Tiling array analysis is widely used in eukaryotes to study transcriptional complexity and identifying non-coding transcripts [49-52]. Recent studies in Mycobacterium leprae and E.coli described whole genome tiling array approach for sRNA identification . Parallel sequencing technology was used for sRNA identification in Salmonella  and Vibrio cholerae . Individual experimental studies [10,15] altogether identified 14 sRNAs in two different strains of S. pneumoniae (D39 and R6 strain). To our knowledge, this is the first study to report the use of whole genome tiling arrays for experimental identification of sRNAs at a global scale in S. pneumoniae. The tiling array analysis method described here is a combination of the methods described by others [49,52], but tailored for prokaryotic genomes. Hfq protein plays a central role in sRNA function in E. coli, facilitating the pairing of sRNA with its mRNA target . One experimental approach for sRNA identification in bacteria could be the co-immunoprecipitation of sRNA using Hfq antibodies . However, S. pneumoniae TIGR4 genome does not code for Hfq protein which precludes applying this method to TIGR4 genome. Therefore, tiling array approach described in this study is a pragmatic experimental approach for identifying sRNAs. Identifying the sRNA repertoire of TIGR4 is the first step towards understanding the sRNA regulatory network of this human pathogen.
The transcriptome map generated in this study identified expression in two thirds of TIGR4 genome. Tiling array analyses of E. coli and yeast reported expression of 87% and 90% of the genome respectively [50,54]. Compared to these studies, TIGR4 genome expression in this study was relatively in lower proportion (68%). Possible reasons for this lower expression could be the growth conditions and/or the stringent intensity cutoff used for identification of expressed regions. We choose a stringent intensity cutoff (11.0) to maintain a low false positive rate (1.63%) for identifying sRNAs, which are usually short in length (50-200 bp).
As a result, we report for the first time genome-wide identification of 50 novel sRNAs in pneumococcus using tiling arrays. Additional features, such as presence of a promoter and rho-independent terminator, were computationally predicted for identified sRNAs. Almost half of the identified sRNAs showed the presence of a rho-independent terminator. As speculated by others [29,55], our analysis indicates that identification of rho-independent terminator sequence is the strongest determinant for the identification of sRNA. Furthermore, the identification of rho-independent terminator downstream from sRNA sequences helped us in differentiating the sRNAs from the 5' untranslated extensions of genes. However, it is possible that some sRNAs may be associated with a rho-dependent terminator and thus would not be identified in our search.
Comparative genomics of sRNA sequences revealed that only six sRNA sequences involved in various regulatory activities were conserved beyond Streptococcaceae (example Lactobacillus, Clostridium, Bacillus (Table (Table1).1). The evolutionary tree of Streptococcus family  indicates that S. mitis, S. gordonii, S. sanguinis SK36 are phylogenetically closer to S. pneumoniae than other species (like S. pyrogens, S. mutans or S. bovis) which explains the conservation of 25 sRNAs in S. mitis, S. gordonii, and S. sanguinis SK36), but not present in other species like S. pyogenes, S. mutans, or S. bovis.. It also indicates that sRNA prediction algorithms that rely on comparative genomics need to first account for the observed low sequence conservation of sRNAs among different species . Our results suggest that computational methods which rely on comparative genomics to find sRNAs need to focus on carefully selected closely related species. The 50 sRNAs identified in this study along with their comparative genomics could serve as a training dataset for further computational sRNA predictions in pneumococcus, particularly for the identification of sRNAs which are not expressed under our experimental conditions. At last, we speculate that computational prediction of Streptococcus sRNAs using comparative genomics with S. mitis, S. gordonii, and S. sanguinis SK36 will identify new as yet undescribed sRNAs.

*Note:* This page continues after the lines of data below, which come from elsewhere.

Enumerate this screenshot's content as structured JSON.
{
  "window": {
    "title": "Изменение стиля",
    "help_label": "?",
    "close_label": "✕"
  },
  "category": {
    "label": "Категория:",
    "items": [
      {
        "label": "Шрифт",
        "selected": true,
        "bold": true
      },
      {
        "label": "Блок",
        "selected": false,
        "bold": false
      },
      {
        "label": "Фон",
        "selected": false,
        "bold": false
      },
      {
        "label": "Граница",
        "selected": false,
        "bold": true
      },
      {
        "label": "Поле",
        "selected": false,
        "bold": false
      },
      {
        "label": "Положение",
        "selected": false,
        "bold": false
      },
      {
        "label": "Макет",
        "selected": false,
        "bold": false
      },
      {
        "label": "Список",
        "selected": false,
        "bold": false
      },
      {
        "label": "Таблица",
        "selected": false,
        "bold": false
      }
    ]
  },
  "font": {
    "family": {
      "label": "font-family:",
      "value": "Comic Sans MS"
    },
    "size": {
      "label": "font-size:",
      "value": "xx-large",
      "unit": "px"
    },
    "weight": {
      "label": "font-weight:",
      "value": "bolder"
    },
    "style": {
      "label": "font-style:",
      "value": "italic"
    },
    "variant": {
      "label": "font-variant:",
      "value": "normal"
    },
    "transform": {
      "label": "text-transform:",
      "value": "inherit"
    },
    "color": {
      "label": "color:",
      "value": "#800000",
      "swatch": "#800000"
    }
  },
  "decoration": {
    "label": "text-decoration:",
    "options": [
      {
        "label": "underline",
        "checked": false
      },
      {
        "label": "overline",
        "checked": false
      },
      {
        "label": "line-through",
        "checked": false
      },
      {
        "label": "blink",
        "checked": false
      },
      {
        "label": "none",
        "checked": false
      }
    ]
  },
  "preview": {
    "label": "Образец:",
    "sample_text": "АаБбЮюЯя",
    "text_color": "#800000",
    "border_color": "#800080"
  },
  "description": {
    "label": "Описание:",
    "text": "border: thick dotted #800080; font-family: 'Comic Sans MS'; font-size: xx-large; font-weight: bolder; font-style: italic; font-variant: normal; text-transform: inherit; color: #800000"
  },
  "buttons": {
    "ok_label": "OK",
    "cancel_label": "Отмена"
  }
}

Exploring the sequence characteristics of sRNAs described in this study showed that sRNAs predicted to have similar biological function share common sequence motif. We identified 8 sequence motifs, of which five were identified in TIGR4 for the first time. Members of the motif group without predicted function could have similar structural or functional properties. For example SN20 had motif M3 and might function as a FMN switch similar to SN4 and SN10, which also contain this motif. Likewise, sRNAs present in motif group M4 could be predicted to have similar yet undefined function. Structural analysis of motif (Additional file 4) suggests that they mainly form two kinds of structure in sRNAs; firstly, the whole motif forms a stem loop structure (like motif M5) and secondly, the motif is present as two stem loop structures including the unpaired region between them (like motif M6). Furthermore, motifs present in sRNAs with similar function also formed a conserved secondary structure (for example, motifs M1, M2, and M5). We speculate that (SN32 and SN38), (SN16 and SN29), (SN21, SN24 and SN33), (SN14 and SN37) contains similar motif structure and might share similar yet unknown structure/function. This structural conservation of motifs also suggests that motif regions of sRNA could be structurally or functionally important regions and can be used as targets for mutational studies to decipher function.
The accuracy of computational operon prediction in bacteria is 85-91% in terms of specificity and sensitivity for predicting operonic gene pairs (pairs of consecutive genes that are part of the same operon) in E. coli and B. subtilis, respectively . However, the sensitivity of prediction drops to as low as 50% when predicting transcription units with more than one gene . Two examples were discussed in results where the computational prediction failed to identify a gene pair as a part of an operon due to the presence of a large intergenic region between them. The accuracy of computational operon prediction algorithms also decreases when performing predictions for newly sequenced genomes for which no training dataset is available. Based on tiling array analysis, we generated 520 gene pairs that were co-expressed and identified 202 transcription units in S. pneumoniae TIGR4. Our results clearly demonstrate the effective use of tiling arrays for operon identification at a whole genome scale. An obvious limitation to the tiling array approach is the inability to identify operons whose genes are not expressed in the experimental growth condition. Nevertheless, our results demonstrate that combining operons identified by tiling with computational prediction greatly improves operon identification in genomes, as speculated by other researchers . The operons identified in this study, though not comprehensive, still represent a validated dataset of approximately 202 operons.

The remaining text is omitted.